From The Colorado Springs Gazette (Seth Boster) via The Tri-Lakes Tribune:
Sometimes when Jennifer Barfield is having a bad day, she’ll drive north of her Colorado State University lab.
“I’ll end up in a pasture,” she said — a pasture of bison that she helped bring here to this rolling, open canvas near the Wyoming border.
Barfield, an assistant professor specializing in conservation biology and reproductive physiology, will stand at a distance and watch some of the 100 or so woolly members of this one-of-a-kind group in Colorado. Occasionally the bison come close, so close she can listen to them breathe and chew grass.
“It’s no secret I’m pretty attached to the animals we have in our herd,” Barfield said. “So sometimes when challenges arise or things are difficult … it helps me just to go out and spend some time with them. They’re very calm and peaceful and reassuring.
“And, yeah, I really feel like I draw a lot of my motivation and strength from reminding myself of what we’ve done, and that it’s a good thing, and being out there with the animals just really confirms that for me.”
A multigovernment collaboration based in Fort Collins calls this a conservation herd, genetic flag-bearers of the original, once-proud bison that roamed the plains in the millions before being hunted to near extinction during white man’s westward expansion. Descendants of those indigenous bison have been largely confined to Yellowstone National Park. They reportedly occupy less than 1% of their historic range.
But with assisted reproductive technologies steered by Barfield, a growing number of bison with those heirloom genes have set hoof again in Colorado and beyond — pure relatives, without cattle inbreeding.
Five years ago, on the contiguous lands of Soapstone Prairie Natural Area and Red Mountain Open Space, the conservation herd began with a male calf and nine adult females, some of which were the result of artificial pregnancies. Sperm and eggs from Yellowstone bison were cleaned by Barfield and her team preceding embryo transfer. This was to ensure the removal of the pathogen causing brucellosis, the disease notoriously plaguing that herd…

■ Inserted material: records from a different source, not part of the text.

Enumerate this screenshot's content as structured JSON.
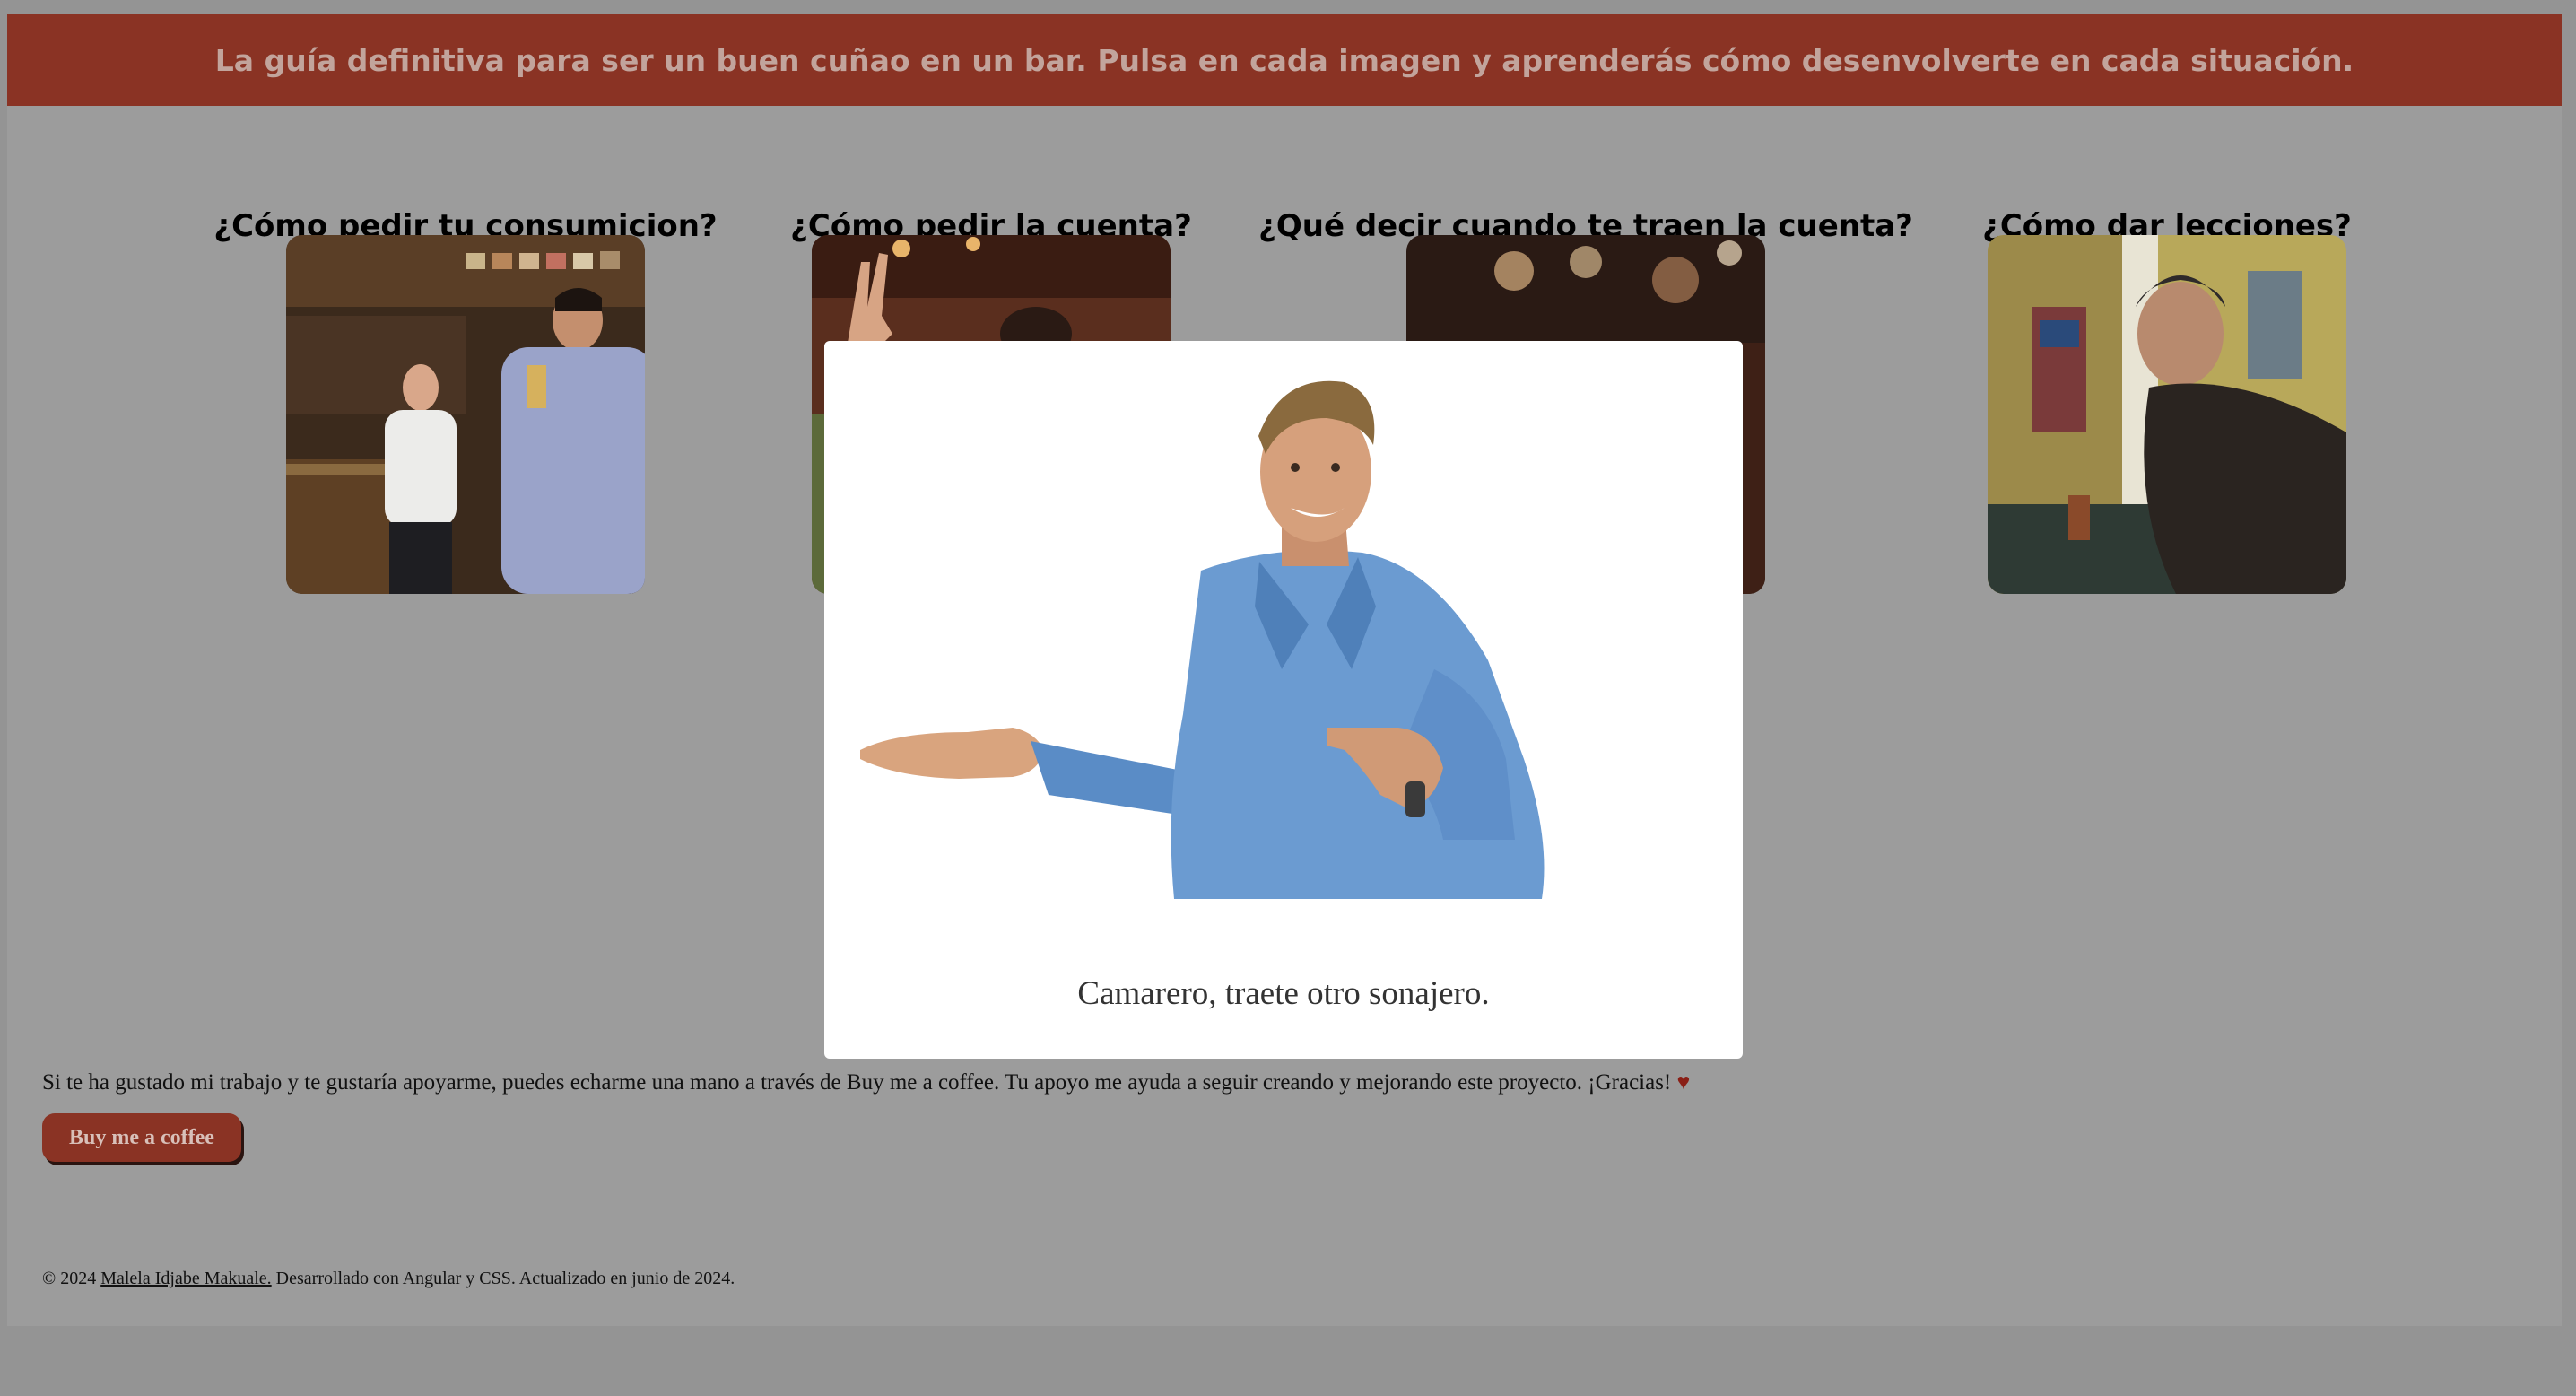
{
  "banner": {
    "text": "La guía definitiva para ser un buen cuñao en un bar. Pulsa en cada imagen y aprenderás cómo desenvolverte en cada situación."
  },
  "cards": [
    {
      "title": "¿Cómo pedir tu consumicion?",
      "image_icon": "bar-drinking-photo"
    },
    {
      "title": "¿Cómo pedir la cuenta?",
      "image_icon": "waving-hand-photo"
    },
    {
      "title": "¿Qué decir cuando te traen la cuenta?",
      "image_icon": "bar-bokeh-photo"
    },
    {
      "title": "¿Cómo dar lecciones?",
      "image_icon": "man-at-counter-photo"
    }
  ],
  "support": {
    "text": "Si te ha gustado mi trabajo y te gustaría apoyarme, puedes echarme una mano a través de Buy me a coffee. Tu apoyo me ayuda a seguir creando y mejorando este proyecto. ¡Gracias!",
    "heart": "♥",
    "button_label": "Buy me a coffee"
  },
  "footer": {
    "prefix": "© 2024 ",
    "author": "Malela Idjabe Makuale.",
    "suffix": " Desarrollado con Angular y CSS. Actualizado en junio de 2024."
  },
  "modal": {
    "caption": "Camarero, traete otro sonajero."
  },
  "colors": {
    "accent": "#8a3324",
    "overlay": "#949494"
  }
}
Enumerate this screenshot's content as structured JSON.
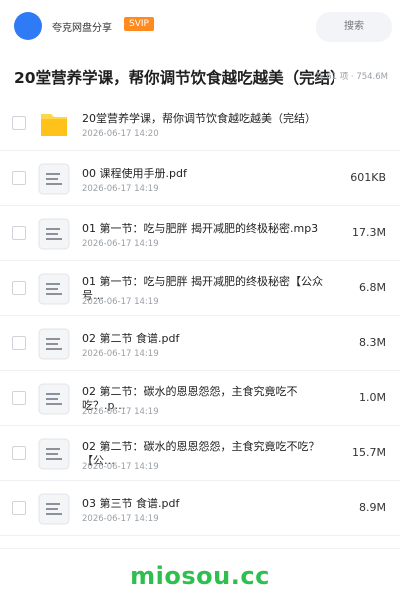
{
  "header": {
    "brand": "夸克网盘分享",
    "badge": "SVIP",
    "search_placeholder": "搜索",
    "colors": {
      "logo": "#2f7bf5",
      "badge": "#ff8a1f"
    }
  },
  "folder": {
    "title": "20堂营养学课，帮你调节饮食越吃越美（完结）",
    "meta": "共 61 项 · 754.6M"
  },
  "files": [
    {
      "icon": "folder-icon",
      "name": "20堂营养学课，帮你调节饮食越吃越美（完结）",
      "date": "2026-06-17 14:20",
      "size": ""
    },
    {
      "icon": "document-icon",
      "name": "00 课程使用手册.pdf",
      "date": "2026-06-17 14:19",
      "size": "601KB"
    },
    {
      "icon": "document-icon",
      "name": "01 第一节：吃与肥胖 揭开减肥的终极秘密.mp3",
      "date": "2026-06-17 14:19",
      "size": "17.3M"
    },
    {
      "icon": "document-icon",
      "name": "01 第一节：吃与肥胖 揭开减肥的终极秘密【公众号…",
      "date": "2026-06-17 14:19",
      "size": "6.8M"
    },
    {
      "icon": "document-icon",
      "name": "02 第二节 食谱.pdf",
      "date": "2026-06-17 14:19",
      "size": "8.3M"
    },
    {
      "icon": "document-icon",
      "name": "02 第二节：碳水的恩恩怨怨，主食究竟吃不吃？.p…",
      "date": "2026-06-17 14:19",
      "size": "1.0M"
    },
    {
      "icon": "document-icon",
      "name": "02 第二节：碳水的恩恩怨怨，主食究竟吃不吃？【公…",
      "date": "2026-06-17 14:19",
      "size": "15.7M"
    },
    {
      "icon": "document-icon",
      "name": "03 第三节 食谱.pdf",
      "date": "2026-06-17 14:19",
      "size": "8.9M"
    }
  ],
  "watermark": "miosou.cc",
  "colors": {
    "watermark": "#2fbf4f",
    "folder": "#ffc21a"
  }
}
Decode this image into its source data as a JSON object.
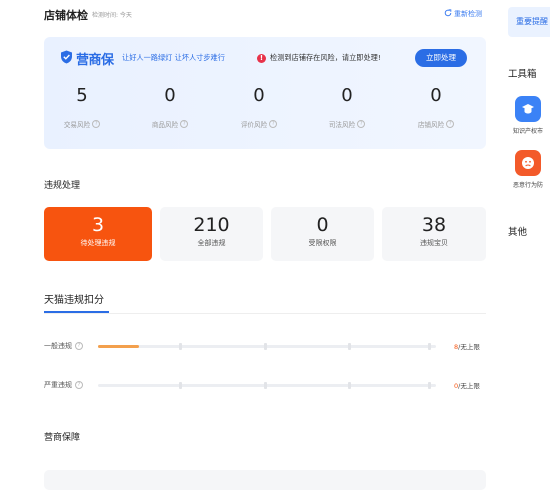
{
  "header": {
    "title": "店铺体检",
    "subtitle": "检测时间: 今天",
    "refresh_icon": "refresh-icon",
    "refresh_label": "重新检测"
  },
  "risk_card": {
    "brand_name": "营商保",
    "brand_icon": "shield-check-icon",
    "slogan": "让好人一路绿灯 让坏人寸步难行",
    "warning_icon": "alert-icon",
    "warning_text": "检测到店铺存在风险，请立即处理!",
    "action_label": "立即处理",
    "stats": [
      {
        "value": "5",
        "label": "交易风险"
      },
      {
        "value": "0",
        "label": "商品风险"
      },
      {
        "value": "0",
        "label": "评价风险"
      },
      {
        "value": "0",
        "label": "司法风险"
      },
      {
        "value": "0",
        "label": "店铺风险"
      }
    ]
  },
  "violation": {
    "title": "违规处理",
    "cards": [
      {
        "value": "3",
        "label": "待处理违规",
        "active": true
      },
      {
        "value": "210",
        "label": "全部违规",
        "active": false
      },
      {
        "value": "0",
        "label": "受限权限",
        "active": false
      },
      {
        "value": "38",
        "label": "违规宝贝",
        "active": false
      }
    ]
  },
  "tmall": {
    "tab_title": "天猫违规扣分",
    "rows": [
      {
        "label": "一般违规",
        "current": "8",
        "limit": "/无上限",
        "progress_fraction": 0.12
      },
      {
        "label": "严重违规",
        "current": "0",
        "limit": "/无上限",
        "progress_fraction": 0
      }
    ]
  },
  "guarantee": {
    "title": "营商保障"
  },
  "sidebar": {
    "top_button": "重要提醒",
    "toolbox_title": "工具箱",
    "tools": [
      {
        "label": "知识产权市",
        "icon": "graduation-cap-icon",
        "color": "#3b82f6"
      },
      {
        "label": "恶意行为防",
        "icon": "sad-face-icon",
        "color": "#f35a2a"
      }
    ],
    "other_title": "其他"
  },
  "colors": {
    "accent": "#2b6de5",
    "danger": "#f7540f",
    "warning": "#e8334a"
  }
}
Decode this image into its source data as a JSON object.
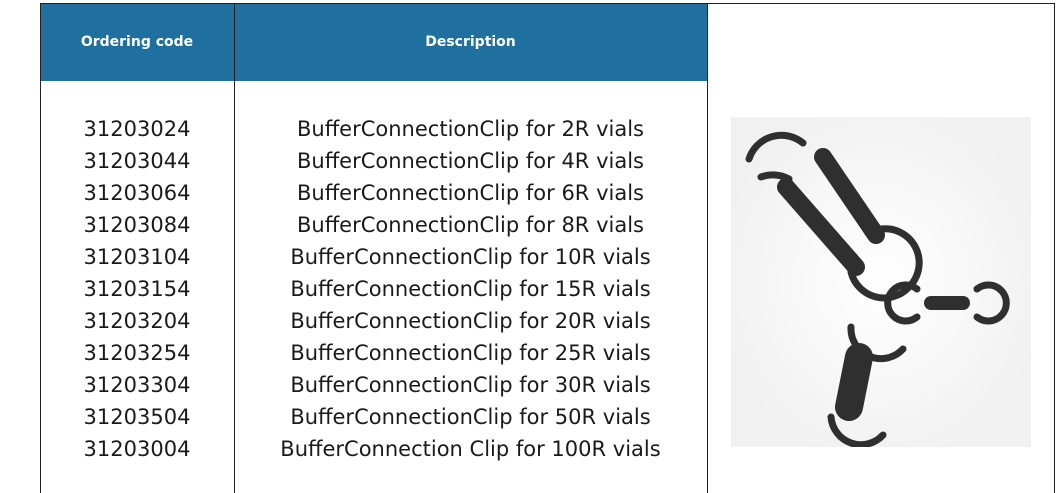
{
  "table": {
    "headers": {
      "code": "Ordering code",
      "description": "Description"
    },
    "rows": [
      {
        "code": "31203024",
        "description": "BufferConnectionClip for 2R vials"
      },
      {
        "code": "31203044",
        "description": "BufferConnectionClip for 4R vials"
      },
      {
        "code": "31203064",
        "description": "BufferConnectionClip for 6R vials"
      },
      {
        "code": "31203084",
        "description": "BufferConnectionClip for 8R vials"
      },
      {
        "code": "31203104",
        "description": "BufferConnectionClip for 10R vials"
      },
      {
        "code": "31203154",
        "description": "BufferConnectionClip for 15R vials"
      },
      {
        "code": "31203204",
        "description": "BufferConnectionClip for 20R vials"
      },
      {
        "code": "31203254",
        "description": "BufferConnectionClip for 25R vials"
      },
      {
        "code": "31203304",
        "description": "BufferConnectionClip for 30R vials"
      },
      {
        "code": "31203504",
        "description": "BufferConnectionClip for 50R vials"
      },
      {
        "code": "31203004",
        "description": "BufferConnection Clip for 100R vials"
      }
    ]
  },
  "colors": {
    "header_background": "#1f6f9f",
    "header_text": "#ffffff",
    "clip_color": "#2f2f2f"
  },
  "image": {
    "icon": "buffer-connection-clips-photo"
  }
}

The sperm and egg cleaning treatment was built upon decades of technological advancements at Colorado State. Assisted reproduction development was mostly for the sake of livestock; techniques are routine in the beef and dairy industries, similar to the in vitro fertilization process people know.
It just so happened that land managers of Soapstone and Red Mountain had been looking for native herbivores. Grazing, managers knew, was important to soil and vegetation and overall ecological balance — balance that prevailed before these lands were bison kill sites in the 1800s, their bones left behind.
But there was an even greater mission hatched here five years ago, said Meegan Flenniken, with Larimer County’s Natural Resources Department.
“Our ultimate goal was really to create a herd that could act as a seed herd, to help establish bison with these heritage genetics elsewhere,” she said…
The lineage late last year expanded to a nature preserve in southeastern Colorado, where 10 bison of the conservation herd were transplanted. In the coming months, a bigger group is due for protected prairie in Montana.